COHABITATION
Depuis une dizaine d’années, Alice Toumit explore la part primitive, voire l’animalité qui sommeille en chacun de nous, notamment au tout début à travers la réalisation de bestiaires. Plus tard, avec la série des gibiers, elle revisite le genre de la nature morte, dite de retour de chasse. Les animaux qu’elle modèle dans la terre adoptent la posture du gibier tel qu’il apparaît dans la peinture flamande du XVIIe siècle, lièvres suspendus par les pattes, oiseaux échoués sur une table, abandonnés dans un mouvement paradoxalement inerte. Si la simplicité du matériau et le caractère monochrome des objets s’opposent ici à la préciosité de la peinture classique, la mise en scène de la mort n’en est que plus directe et épurée et transcrit l’émotion poétique de l’artiste face à la beauté de l’animalité.
Depuis quelque temps, son installation dans le bocage normand inspire le travail de l’artiste qui témoigne d’une relation contemplative et inclusive au site qu’elle a choisi comme lieu de vie. Ce nouvel environnement lui offre l’occasion de poursuivre son travail d’exploration des matières, des formes et plus récemment, de la couleur. Lors de ses promenades dans le bois voisin, elle prélève des éléments naturels – troncs d’arbres, branchages, feuillages – qu’elle rapporte à l’atelier et qui deviennent le point de départ d’une série de sculptures réunies sous le titre de « Végétal/Cohabitation ».
De cohabitation, il est en effet question à de multiples niveaux : cohabitation entre éléments extraits de la nature et formes modelées, mais aussi insertion de certaines pièces au sein même du milieu naturel, enfin, d’un point de vue plus narratif et sous-jacent, s’exprime la cohabitation entre l’homme et la nature.
L’artiste traite de différentes façons les morceaux de nature qu’elle collecte. Ainsi, ceux-ci seront-ils parfois intégrés directement aux pièces en tant que composants à part entière, tandis qu’ils serviront de modèles pour une représentation à l’identique dans d’autres cas. Dans certaines pièces, tronc d’arbre ou branchages conservent ainsi leur forme et aspect originels et sont augmentés par l’ajout de formes en céramique, venant révéler ou prolonger leur forme intrinsèque, voire, donner naissance à une vision poétique ou fantastique. Parfois, c’est un tronc d’arbre qui est reproduit à l’échelle 1, modelé entièrement en céramique et coloré.

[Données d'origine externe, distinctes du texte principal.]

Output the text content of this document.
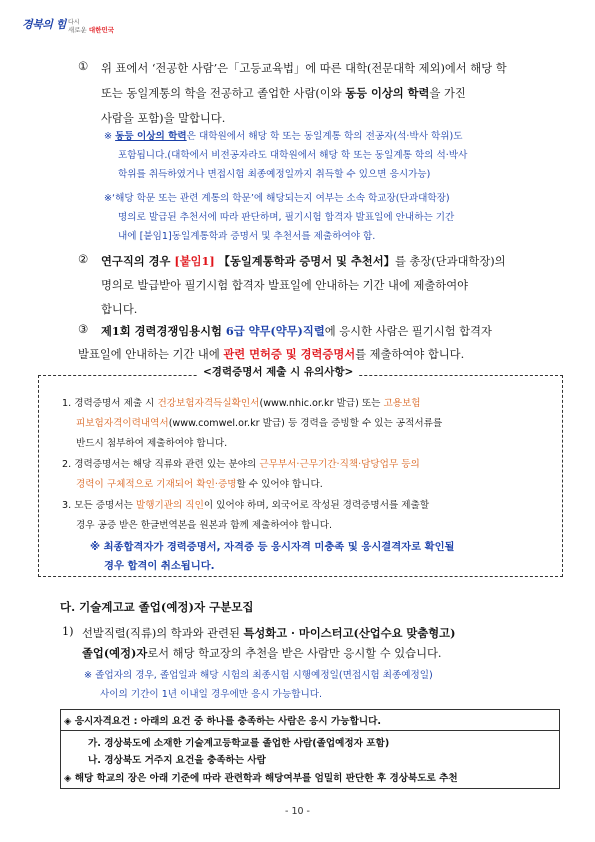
경북의 힘 다시
새로운 대한민국
① 위 표에서 ‘전공한 사람’은「고등교육법」에 따른 대학(전문대학 제외)에서 해당 학
또는 동일계통의 학을 전공하고 졸업한 사람(이와 동등 이상의 학력을 가진
사람을 포함)을 말합니다.
※ 동등 이상의 학력은 대학원에서 해당 학 또는 동일계통 학의 전공자(석·박사 학위)도
포함됩니다.(대학에서 비전공자라도 대학원에서 해당 학 또는 동일계통 학의 석·박사
학위를 취득하였거나 면접시험 최종예정일까지 취득할 수 있으면 응시가능)
※‘해당 학문 또는 관련 계통의 학문’에 해당되는지 여부는 소속 학교장(단과대학장)
명의로 발급된 추천서에 따라 판단하며, 필기시험 합격자 발표일에 안내하는 기간
내에 [붙임1]동일계통학과 증명서 및 추천서를 제출하여야 함.
② 연구직의 경우 [붙임1] 【동일계통학과 증명서 및 추천서】를 총장(단과대학장)의
명의로 발급받아 필기시험 합격자 발표일에 안내하는 기간 내에 제출하여야
합니다.
③ 제1회 경력경쟁임용시험 6급 약무(약무)직렬에 응시한 사람은 필기시험 합격자
발표일에 안내하는 기간 내에 관련 면허증 및 경력증명서를 제출하여야 합니다.
<경력증명서 제출 시 유의사항>
1. 경력증명서 제출 시 건강보험자격득실확인서(www.nhic.or.kr 발급) 또는 고용보험
피보험자격이력내역서(www.comwel.or.kr 발급) 등 경력을 증빙할 수 있는 공적서류를
반드시 첨부하여 제출하여야 합니다.
2. 경력증명서는 해당 직류와 관련 있는 분야의 근무부서·근무기간·직책·담당업무 등의
경력이 구체적으로 기재되어 확인·증명할 수 있어야 합니다.
3. 모든 증명서는 발행기관의 직인이 있어야 하며, 외국어로 작성된 경력증명서를 제출할
경우 공증 받은 한글번역본을 원본과 함께 제출하여야 합니다.
※ 최종합격자가 경력증명서, 자격증 등 응시자격 미충족 및 응시결격자로 확인될
경우 합격이 취소됩니다.
다. 기술계고교 졸업(예정)자 구분모집
1) 선발직렬(직류)의 학과와 관련된 특성화고 · 마이스터고(산업수요 맞춤형고)
졸업(예정)자로서 해당 학교장의 추천을 받은 사람만 응시할 수 있습니다.
※ 졸업자의 경우, 졸업일과 해당 시험의 최종시험 시행예정일(면접시험 최종예정일)
사이의 기간이 1년 이내일 경우에만 응시 가능합니다.
◈ 응시자격요건 : 아래의 요건 중 하나를 충족하는 사람은 응시 가능합니다.
가. 경상북도에 소재한 기술계고등학교를 졸업한 사람(졸업예정자 포함)
나. 경상북도 거주지 요건을 충족하는 사람
◈ 해당 학교의 장은 아래 기준에 따라 관련학과 해당여부를 엄밀히 판단한 후 경상북도로 추천
- 10 -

La pratique intime du matériau terre et la recherche sur la forme sont dans tous les cas portés par un travail de modelage qui est central dans cette démarche. L’artiste se laisse librement inspirer par des formes archaïques, primitives et sensibles. Elle intervient de façon minimale pour sublimer une forme, un volume. Les pièces de la série Cohabitation ne sont cependant pas sans faire écho à la pratique antérieure d’Alice Toumit comme bijoutière, tel ce sertissage d’une branche d’arbre au sein de deux disques de céramique vernissée, offrant un contraste entre l’aspect brut de l’écorce et la caractère poli et coloré de la céramique. Ce travail sur les matières est récurrent dans le travail de l’artiste.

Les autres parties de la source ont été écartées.